Another lurch literally jerked me back to reality as the cab leapt over the kerb to make a right turn expressly forbidden by the sign we’d almost obliterated. A blonde office worker, too absorbed in her iPhone to notice the errant ground to air missile, almost got obliterated as well, but jumped back just in time. To my dismay, she dropped the phone whilst trying to clutch her coffee and it shattered on the floor, the glass screen erupting into an impossible number of diamond-like fragments across the pavement. Some say you know you’ve finally grasped a foreign language when you can use it to swear like, well, a taxi driver. I decided not to point out the irony to Terry as the girl hurled spectacular, impeccably formed Anglo-Saxon insults through the window in an Eastern European accent, running into the street to scream after us as we drove away. I felt like the guy in the bank forced to open the vault when the robbers arrive. It’s not my fault. And if we vote to Leave, that won’t be my fault either.
“Jesus, that was close,” I said. “Do you want to stop and see if she’s okay? I think she dropped her phone.”
“Nah, mate. She should’ve been watching where she was going. Shouldn’t even be ’ere. They have plenty of office jobs and iPhones in Warsaw but they come over here nicking ours. And there’s another thing….this one’s the clencher.”
Clincher. It’s the fucking clincher, you fool. I tried hard but it was no use. All I could think of was a pair of fat, white flatulent buttocks, tattooed with the Union Jack, trying to hold some semblance of control above a pristine Armitage Shanks toilet bowl, hand-decorated by Grayson Perry with the golden stars of the EU flag. And then I remembered. There was “another thing” after all, one last, pure and incontrovertible fact from the weekend that I suddenly, desperately, wanted to share with this obnoxious fool.
I leaned all the way forward so I could speak right into the small hole in the glass. He cocked his ear, anticipating that I was going to implore him to reveal the majestic zinger he’d been nurturing like a prize fart all the way from Heathrow. But instead, I gave him a zinger of my own that I’d learnt from a marine biologist friend in the Catalan hills.

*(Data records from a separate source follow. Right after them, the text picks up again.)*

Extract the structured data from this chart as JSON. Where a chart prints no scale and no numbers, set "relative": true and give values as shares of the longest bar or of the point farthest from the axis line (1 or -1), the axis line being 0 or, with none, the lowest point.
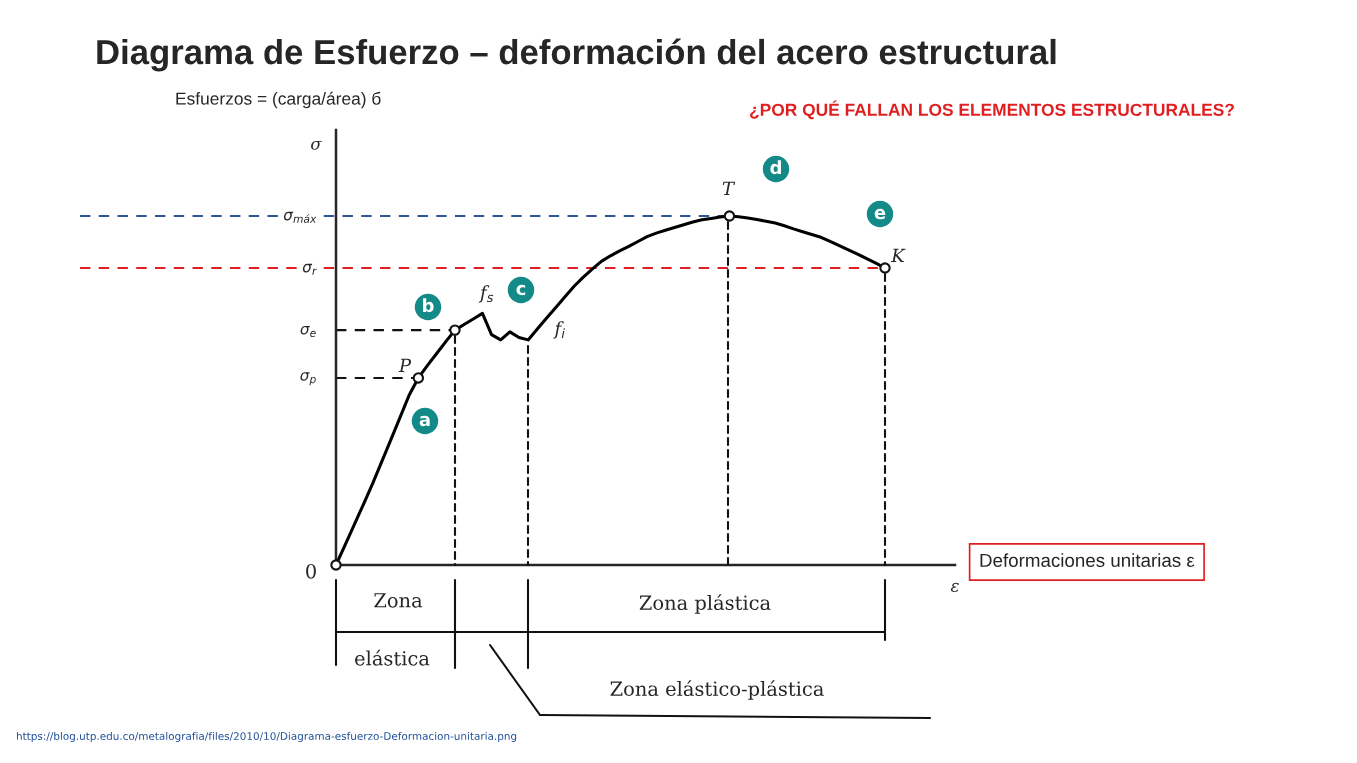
{
  "chart_data": {
    "type": "line",
    "relative": true,
    "title": "Diagrama de Esfuerzo – deformación del acero estructural",
    "subtitle": "¿POR QUÉ FALLAN LOS ELEMENTOS ESTRUCTURALES?",
    "xlabel": "Deformaciones unitarias ε",
    "categories": [
      null,
      null,
      null,
      null,
      null,
      null,
      null,
      null,
      null,
      null,
      null,
      null,
      null,
      null,
      null,
      null,
      null,
      null,
      null,
      null,
      null,
      null,
      null,
      null,
      null,
      null,
      null,
      null,
      null,
      null,
      null,
      null,
      null,
      null,
      null,
      null,
      null,
      null,
      null,
      null,
      null,
      null,
      null,
      null,
      null,
      null,
      null,
      null,
      null,
      null,
      null,
      null,
      null,
      null,
      null,
      null,
      null,
      null,
      null,
      null,
      null
    ],
    "series": [
      {
        "color": "#000000",
        "marker": "none",
        "line_style": "solid",
        "values": [
          0,
          0.058,
          0.116,
          0.174,
          0.233,
          0.296,
          0.359,
          0.423,
          0.487,
          0.536,
          0.572,
          0.606,
          0.64,
          0.673,
          0.689,
          0.705,
          0.721,
          0.66,
          0.645,
          0.668,
          0.652,
          0.645,
          0.676,
          0.707,
          0.737,
          0.768,
          0.798,
          0.824,
          0.848,
          0.87,
          0.886,
          0.9,
          0.913,
          0.927,
          0.941,
          0.951,
          0.959,
          0.967,
          0.975,
          0.983,
          0.989,
          0.993,
          0.997,
          1.0,
          0.998,
          0.994,
          0.99,
          0.985,
          0.98,
          0.972,
          0.963,
          0.955,
          0.947,
          0.939,
          0.927,
          0.915,
          0.903,
          0.891,
          0.878,
          0.865,
          0.851
        ]
      }
    ],
    "ref_lines": [
      {
        "axis": "y",
        "value": 1.0,
        "label": "σ$_{máx}$",
        "color": "#2f5597",
        "line_style": "dashed"
      },
      {
        "axis": "y",
        "value": 0.851,
        "label": "σ$_{r}$",
        "color": "#e02020",
        "line_style": "dashed"
      },
      {
        "axis": "y",
        "value": 0.673,
        "label": "σ$_{e}$",
        "color": "#111111",
        "line_style": "dashed"
      },
      {
        "axis": "y",
        "value": 0.536,
        "label": "σ$_{p}$",
        "color": "#111111",
        "line_style": "dashed"
      }
    ],
    "annotations": [
      "a",
      "b",
      "c",
      "d",
      "e",
      "σ",
      "0",
      "ε",
      "Zona",
      "elástica",
      "Zona plástica",
      "Zona elástico-plástica",
      "https://blog.utp.edu.co/metalografia/files/2010/10/Diagrama-esfuerzo-Deformacion-unitaria.png",
      "P",
      "f$_{s}$",
      "f$_{i}$",
      "T",
      "K",
      "Esfuerzos = (carga/área) б"
    ],
    "legend": false
  }
}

“Did you know that a killer whale’s penis is eight feet long and that when he ejaculates, he’s also trying to flush his mate of all the sperm other males might have left behind in her vagina?”
I laughed gaily. “Just imagine it hitting you in the face? A few hundred litres of whale jizz! It would be like being soaked by a riot cannon! You’d be like the England rugby team (a nice patriotic touch, I thought). Beaten by whales! Get it?”

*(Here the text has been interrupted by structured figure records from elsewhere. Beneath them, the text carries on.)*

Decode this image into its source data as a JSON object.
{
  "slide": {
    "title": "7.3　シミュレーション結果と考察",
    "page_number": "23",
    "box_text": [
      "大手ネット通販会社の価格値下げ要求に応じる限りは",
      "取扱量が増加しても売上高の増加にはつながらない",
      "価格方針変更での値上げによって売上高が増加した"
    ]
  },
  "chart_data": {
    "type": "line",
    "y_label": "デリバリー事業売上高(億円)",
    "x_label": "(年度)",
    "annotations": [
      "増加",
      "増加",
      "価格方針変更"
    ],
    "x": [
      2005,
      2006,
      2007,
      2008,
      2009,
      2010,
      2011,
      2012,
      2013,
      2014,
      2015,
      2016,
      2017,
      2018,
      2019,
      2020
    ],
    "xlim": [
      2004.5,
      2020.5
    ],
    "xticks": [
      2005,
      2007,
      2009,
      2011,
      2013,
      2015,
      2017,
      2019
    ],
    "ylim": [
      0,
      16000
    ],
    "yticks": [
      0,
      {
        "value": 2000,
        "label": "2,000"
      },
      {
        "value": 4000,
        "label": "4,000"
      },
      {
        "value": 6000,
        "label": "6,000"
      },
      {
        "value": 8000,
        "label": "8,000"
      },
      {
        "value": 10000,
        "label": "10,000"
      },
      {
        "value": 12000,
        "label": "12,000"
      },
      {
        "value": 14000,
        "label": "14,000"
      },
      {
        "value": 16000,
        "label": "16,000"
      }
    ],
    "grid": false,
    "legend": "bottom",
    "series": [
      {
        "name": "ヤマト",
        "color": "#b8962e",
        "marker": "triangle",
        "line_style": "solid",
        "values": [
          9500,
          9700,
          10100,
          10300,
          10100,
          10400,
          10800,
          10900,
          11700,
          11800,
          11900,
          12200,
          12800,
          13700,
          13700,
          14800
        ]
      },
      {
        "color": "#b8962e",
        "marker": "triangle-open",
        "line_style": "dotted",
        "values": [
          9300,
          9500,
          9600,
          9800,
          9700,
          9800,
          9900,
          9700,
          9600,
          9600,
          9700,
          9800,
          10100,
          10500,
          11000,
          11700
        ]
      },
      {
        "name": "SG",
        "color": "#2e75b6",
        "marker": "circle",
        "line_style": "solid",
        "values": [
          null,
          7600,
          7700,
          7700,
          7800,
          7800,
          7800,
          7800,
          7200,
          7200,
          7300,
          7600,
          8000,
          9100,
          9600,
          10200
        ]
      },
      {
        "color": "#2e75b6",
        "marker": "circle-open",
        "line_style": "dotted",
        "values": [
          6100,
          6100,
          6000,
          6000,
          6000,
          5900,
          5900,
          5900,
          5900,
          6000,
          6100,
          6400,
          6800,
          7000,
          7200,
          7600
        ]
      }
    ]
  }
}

For a second, there was silence, then a subterranean growl filled the cab, like the sound of a tube train arriving into a crowded station.
“Euuuuuuuuuuuugh! That is fucking disgusting!”
He got it, alright. Deeply offended, Terry recoiled from the glass as if it were a glory hole through which eight feet of pristine cetacean manhood might come poking through at any moment. He gave me a final, strange, queasy look then gripped the steering wheel tightly and stared firmly forward into space. We did not take any more short cuts. And the fare was just over one hundred pounds by the time we reached St. Paul’s.
But he did not utter so much as a syllable throughout the rest of our journey. Black cabs have a reputation for being expensive but this felt like a bargain.
The Queen may be a Brexit supporter but her son is the Prince of Wales. I’d like to think there is an omen in that, after all.